そんな中で、多くの受験生に支持されている相続税法を検討する方も多いと思います。
高齢化により被相続人は年々増加傾向にあります(国税庁:令和元年分における相続税の申告事績の概要)
今後ますます需要が高まる分野だと予想されますが、相続税申告は専門性が高いため相続税専門の会計事務所が行うケースが多いです。
将来税理士として相続税専門に業務を行いたい場合、相続税の受験を検討してみましょう。
相続税法は相続税だけでなく贈与税について学習する必要がありますし、民法も絡んでくるため人によって相性が合わないと感じる方もいるでしょう。受験科目選びはその後の税理士としてのキャリアにも関わってくる重要な選択です。
失敗しない受験科目選びについては下記の記事で解説しています。
オススメの勉強法
相続税法は相続税、贈与税に関連する法律が試験範囲ですが過去の出題実績を鑑みると、相続税法及び租税特別措置法を中心とした出題です。
基本的に相続税法及び租税特別措置法を押さえた上で、各政令まで学習を広げていくことで合格が見えてきます。
また相続税法はクセがあり得意不得意が出やすい科目でもあります。他の税法の学習経験がある方でも、相続税法に取っ付きずらさ、難しさを感じる方も多いでしょう。
取っ付きずらさ突破の鍵は、当事者の立場になって勉強を進めることです。
自分が当事者ならどういうケースで、どの規定を利用するのかをイメージしながら勉強を進めていきましょう。
相続税法は独学できる?
結論から言うと、相続税法の独学は非常に厳しいと考えられます。
相続税法は税理士試験11科目の中でボリュームが多く、難易度も高いです。市販の教材だけではカバーしきれないと考えられます。
税理士試験は1科目あたり上位15%しか合格できない難しい試験です。
その狭き門をくぐり抜け続けて、5科目に合格しようやく税理士試験に合格できます。
5科目に合格する必要があるため、数年単位で勉強のモチベーションを維持しないといけない長期戦が強いられます。

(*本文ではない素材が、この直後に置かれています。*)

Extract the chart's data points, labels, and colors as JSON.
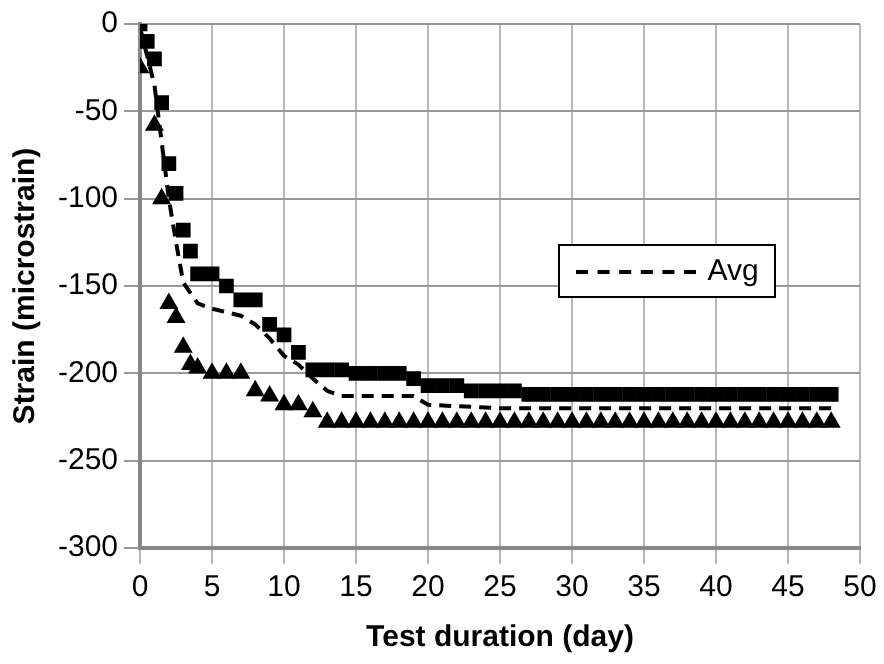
{
  "chart_data": {
    "type": "scatter",
    "xlabel": "Test duration (day)",
    "ylabel": "Strain (microstrain)",
    "xlim": [
      0,
      50
    ],
    "xticks": [
      0,
      5,
      10,
      15,
      20,
      25,
      30,
      35,
      40,
      45,
      50
    ],
    "ylim": [
      -300,
      0
    ],
    "yticks": [
      -300,
      -250,
      -200,
      -150,
      -100,
      -50,
      0
    ],
    "grid": true,
    "legend": "right",
    "series": [
      {
        "type": "scatter",
        "marker": "square",
        "color": "#000000",
        "x": [
          0,
          0.5,
          1,
          1.5,
          2,
          2.5,
          3,
          3.5,
          4,
          5,
          6,
          7,
          8,
          9,
          10,
          11,
          12,
          13,
          14,
          15,
          16,
          17,
          18,
          19,
          20,
          21,
          22,
          23,
          24,
          25,
          26,
          27,
          28,
          29,
          30,
          31,
          32,
          33,
          34,
          35,
          36,
          37,
          38,
          39,
          40,
          41,
          42,
          43,
          44,
          45,
          46,
          47,
          48
        ],
        "values": [
          0,
          -10,
          -20,
          -45,
          -80,
          -97,
          -118,
          -130,
          -143,
          -143,
          -150,
          -158,
          -158,
          -172,
          -178,
          -188,
          -198,
          -198,
          -198,
          -200,
          -200,
          -200,
          -200,
          -203,
          -207,
          -207,
          -207,
          -210,
          -210,
          -210,
          -210,
          -212,
          -212,
          -212,
          -212,
          -212,
          -212,
          -212,
          -212,
          -212,
          -212,
          -212,
          -212,
          -212,
          -212,
          -212,
          -212,
          -212,
          -212,
          -212,
          -212,
          -212,
          -212
        ]
      },
      {
        "type": "scatter",
        "marker": "triangle",
        "color": "#000000",
        "x": [
          0,
          1,
          1.5,
          2,
          2.5,
          3,
          3.5,
          4,
          5,
          6,
          7,
          8,
          9,
          10,
          11,
          12,
          13,
          14,
          15,
          16,
          17,
          18,
          19,
          20,
          21,
          22,
          23,
          24,
          25,
          26,
          27,
          28,
          29,
          30,
          31,
          32,
          33,
          34,
          35,
          36,
          37,
          38,
          39,
          40,
          41,
          42,
          43,
          44,
          45,
          46,
          47,
          48
        ],
        "values": [
          -25,
          -58,
          -100,
          -160,
          -168,
          -185,
          -195,
          -197,
          -200,
          -200,
          -200,
          -210,
          -213,
          -218,
          -218,
          -222,
          -228,
          -228,
          -228,
          -228,
          -228,
          -228,
          -228,
          -228,
          -228,
          -228,
          -228,
          -228,
          -228,
          -228,
          -228,
          -228,
          -228,
          -228,
          -228,
          -228,
          -228,
          -228,
          -228,
          -228,
          -228,
          -228,
          -228,
          -228,
          -228,
          -228,
          -228,
          -228,
          -228,
          -228,
          -228,
          -228
        ]
      },
      {
        "type": "line",
        "name": "Avg",
        "marker": "none",
        "line_style": "dashed",
        "color": "#000000",
        "x": [
          0,
          1,
          2,
          2.5,
          3,
          4,
          5,
          6,
          7,
          8,
          9,
          10,
          11,
          12,
          13,
          14,
          19,
          20,
          25,
          30,
          48
        ],
        "values": [
          -2,
          -35,
          -100,
          -125,
          -148,
          -160,
          -163,
          -165,
          -167,
          -172,
          -180,
          -190,
          -195,
          -203,
          -210,
          -213,
          -213,
          -218,
          -220,
          -220,
          -220
        ]
      }
    ]
  }
}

「そうはいってもお金の事情で独学しか選択肢がない」という方もいるかもしれません。
確かに税理士試験の1科目あたりの受講料相場は15~20万円で、ストレートで合格できても、5科目で100万以上かかります。
しかし、完全オンラインでリーズナブルな税理士試験の通信講座が出来ました。
スタディング税理士講座の受講料は簿財2科目で59,950円(税込)、その他税法科目は1科目49,500円(税込)で受講することができます。
スマホ学習ができ、通勤時間など隙間時間を活用して勉強できるので忙しい社会人の方にも人気です。
お金のことが心配で今まで税理士試験にチャレンジ出来なかった方はこの機会に是非チェックしておきましょう。
税理士試験の相続税法まとめ
相続業務の需要の高さで税法人気No3
学習範囲は広く難易度も高い
解答ボリュームが多く、時間配分が合格のカギ
独学は難しく予備校を活用すべき
これから勉強を始められる方や現在苦戦されている方は是非上記の内容を意識し勉強していただけたらと思います。